Parallel Computer Architecture

Overview

Teaching: 15 min
Exercises: 0 min
Questions
  • How is a typical CPU organized?

  • How are parallel computers organized?

Objectives

To make full use of computing resources the programmer needs to have a working knowledge of the parallel programming concepts and tools available for writing parallel applications. To build a basic understanding of how parallel computing works, let’s start with an explanation of the components that comprise computers and their function.

Von Neumann’s Architecture

John von Neumann published a general description of a computer architecture in 1945. It describes the stored-program principle where computer memory is used to store both instructions and data. The von Neumann architecture is still an excellent model for the computer processors we use today.

Parallel computers still follow this basic design, just multiplied in units. A physical CPU chip in the 2020s may contain several von Neumann CPUs, which we usually call cores when we need to make the distinction. An individual computer might also contain more than one of these multi-core CPU chips. But essential layout of a modern core is the same as the von Neumann architecture shown above.

For the remainder of this course we may sometimes say “CPU” when we should more precisely say “core”, because the physical CPU chip is not the important component when thinking about parallel programming. The core executes instructions in sequential order, not in parallel. The core is the basic building block of parallel computing hardware.

Classifications of parallel computers

There are various academic classifications of parallel computer architectures. Here are two you can look up later if you’re interested:

  1. Flynn’s taxonomy (1966) is based on whether there are one or more instruction streams and one or more data streams.
  2. Feng’s classification (1972) is based on the number of bits than can be processed at one time.

Flynn’s taxonomy is probably the most widely known. It gives rise to terms like “Single-Instruction, Multiple-Data” (SIMD) and “Multiple-Instruction, Multiple-Data” (MIMD).

Memory organization

We can see from the von Neumann architecture that a processing core needs to get both data and instructions from memory, and write data back to that same memory. Engineering constraints mean that the processor can typically carry out instructions far faster than data can be read and written to main memory, so how memory is organized has important consequences for the design and execution of parallel programs.

There are currently two main ways to organize memory for parallel computing:

A hybrid of these two could be considered a third way.

Shared memory

Shared memory computers can be further sub-divided into two categories:

In a shared memory system it is only necessary to build a data structure in memory and pass references to the data structure to parallel subroutines. For example, a matrix multiplication routine that breaks matrices into a set of blocks only needs to pass the indices of each block to the parallel subroutines.

Advantages

Disadvantages

Distributed memory

Advantages

Disadvantages

Hybrid Distributed-Shared Memory

Practically all HPC computer systems today employ both shared and distributed memory architectures.

The important advantage is increased scalability. Increased complexity of programming is an important disadvantage.

Programming models are memory models

When designing a parallel solution to your problem, the major decision is usually “which memory model should we follow?”

You’ll learn more about these two major models in the OpenMP programming and MPI programming segments of this Summer School.

Counting CPUs

Imagine you’re looking at a product description from a computer vendor. You’ve determined that the computer has two CPU slots, and that each slot holds a 4-core Intel i7-6700 processor.
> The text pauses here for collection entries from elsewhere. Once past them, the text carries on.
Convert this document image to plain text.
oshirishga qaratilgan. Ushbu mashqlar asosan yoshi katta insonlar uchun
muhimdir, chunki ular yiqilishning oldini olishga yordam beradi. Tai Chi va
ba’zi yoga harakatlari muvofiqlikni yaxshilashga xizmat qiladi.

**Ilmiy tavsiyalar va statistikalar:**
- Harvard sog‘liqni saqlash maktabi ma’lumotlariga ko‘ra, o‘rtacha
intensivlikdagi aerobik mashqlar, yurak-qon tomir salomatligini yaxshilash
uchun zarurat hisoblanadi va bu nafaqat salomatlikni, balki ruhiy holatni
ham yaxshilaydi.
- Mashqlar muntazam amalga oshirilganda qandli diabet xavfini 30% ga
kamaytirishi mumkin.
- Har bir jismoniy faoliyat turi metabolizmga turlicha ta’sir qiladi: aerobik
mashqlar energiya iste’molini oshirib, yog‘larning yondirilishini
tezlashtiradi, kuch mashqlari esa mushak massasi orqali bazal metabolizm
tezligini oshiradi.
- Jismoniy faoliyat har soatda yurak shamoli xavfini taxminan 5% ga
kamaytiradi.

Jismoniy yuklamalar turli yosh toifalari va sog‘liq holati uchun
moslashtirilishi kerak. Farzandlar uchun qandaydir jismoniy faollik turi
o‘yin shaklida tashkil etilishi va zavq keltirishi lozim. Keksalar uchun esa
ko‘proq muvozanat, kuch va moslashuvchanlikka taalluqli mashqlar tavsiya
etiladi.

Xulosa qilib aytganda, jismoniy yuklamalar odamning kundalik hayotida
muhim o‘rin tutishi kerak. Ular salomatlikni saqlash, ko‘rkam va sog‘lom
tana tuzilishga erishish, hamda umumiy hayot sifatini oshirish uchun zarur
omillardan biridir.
How many “von Neumann CPUs” does this machine have?

Solution

The machine has 8 von Neumann CPUs, or more briefly, 8 cores.

The term “CPU” these days has two distinct meanings, depending on context. A hardware CPU is a physical object (e.g. an i7-6700) that will usually have several “cores”. A “core” corresponds to the “von Neumann CPU” we described earlier in this lesson. Consequently, when reading about software and parallel programming, you may see the term “CPU” used where the term “core” would be more correct.

If you followed the link to the chip description, you might have seem the term “hyperthreading”, which further confuses the matter. Hyperthreading is a proprietary Intel technology that uses software to try to double the processing capacity of each core. This works well for many low-intensity workloads, but for high-intensity parallel computing, performance is usually limited by the number of physical cores. So we don’t count the extra “logical cores” supposely provided by hyperthreading.

Key Points

  • Sequential computers, including modern CPU cores, resemble very well von Neumann’s 1945 design.

  • Parallel computers can be characterized as collections of von Neumann CPUs.

  • Parallel computers may be shared-memory, distributed-memory, or both.